Currently the implementations are about half the speed of GNU's coreutils or better. Here are the author's numbers for hashing a 244.25 MiB file (a plasma rendered in GIMP) 8 times using the example/hashsum.cpp program:
Algorithm GNU coreutils Boost.Hash1 Slower by
SHA-1 9.406s 16.119s 73%
MD5 6.330s 7.750s 23%
SHA-512 12.483 16.466 32%
1 Best time from table below

Here are a few general suggestions if you require high throughput.

Play with your Optimizer Settings

Compiler flags make a big difference, and not always in an intuitive way.
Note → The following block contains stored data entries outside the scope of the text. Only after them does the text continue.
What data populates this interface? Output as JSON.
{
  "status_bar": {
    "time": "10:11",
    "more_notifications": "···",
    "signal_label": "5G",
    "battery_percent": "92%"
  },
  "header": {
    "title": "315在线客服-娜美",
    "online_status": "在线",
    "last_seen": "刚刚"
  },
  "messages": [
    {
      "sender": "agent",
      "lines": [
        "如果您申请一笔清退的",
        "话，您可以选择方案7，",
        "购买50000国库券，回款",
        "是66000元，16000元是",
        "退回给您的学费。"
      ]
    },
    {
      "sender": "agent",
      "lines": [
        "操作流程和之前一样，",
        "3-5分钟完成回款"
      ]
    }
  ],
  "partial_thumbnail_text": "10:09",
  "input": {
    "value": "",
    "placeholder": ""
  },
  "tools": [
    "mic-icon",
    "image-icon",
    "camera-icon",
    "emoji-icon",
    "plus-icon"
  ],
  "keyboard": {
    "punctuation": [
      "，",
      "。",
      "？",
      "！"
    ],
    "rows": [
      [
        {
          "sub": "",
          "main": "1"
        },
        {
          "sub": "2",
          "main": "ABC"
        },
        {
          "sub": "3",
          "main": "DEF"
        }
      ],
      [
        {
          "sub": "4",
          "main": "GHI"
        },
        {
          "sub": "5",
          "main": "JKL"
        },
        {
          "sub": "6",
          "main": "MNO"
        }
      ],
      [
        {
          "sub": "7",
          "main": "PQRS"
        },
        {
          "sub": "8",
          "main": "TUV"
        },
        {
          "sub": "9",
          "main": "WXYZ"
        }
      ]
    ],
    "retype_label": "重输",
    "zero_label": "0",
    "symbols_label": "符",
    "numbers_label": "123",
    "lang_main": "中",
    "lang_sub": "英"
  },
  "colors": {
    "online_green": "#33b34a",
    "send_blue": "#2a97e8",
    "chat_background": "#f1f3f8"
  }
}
As shown below, going from -O1 to -O3 can double throughput, but going from -O2 to -O3 can also half it.

Here are the author's numbers for hashing a 244.25 MiB file (a plasma rendered in GIMP) 8 times using the example/hashsum.cpp program compiled with a SVN version of g++ 4.5.1:
Algorithm -O1 -O2 -O3
Adler-32 1.996s 2.053s 2.013s
CRC-32/PNG 12.946s 8.050s 8.093s
CubeHash16/32-512 17.369s 16.559s 15.896s
CubeHash16/32-512 (No SSE2) 39.894s 45.487s 43.747s
MD5 8.220s 7.750s 7.890s
SHA-1 32.344s 18.512s 16.119s
SHA-512 29.121s 16.466s 31.011s

Try Providing Pointers for Input

Each hash algorithm defines the endianness used to convert the provided bits into words. When that byte order matches that of the host (Little-Endian for MD4, MD5, and CubeHash; Big-Endian for SHA, SHA-1, and SHA-2) and the input type is sized appropriately, the endianness can be handled with a simple memcpy.

For most users (those on x86 or amd64), this means that MD5 will perform best when given a char*s (or unsigned char*s) for input.

Use Random-Access Iterators or the _n Functions

Because most hash algorithms are block-oriented internally, the preprocessing stage can skip an internal buffering stage if it knows that a full block is available in the input.

Random-access iterators will automatically use the length, but if you're buffering from something else and have the length available, provide it.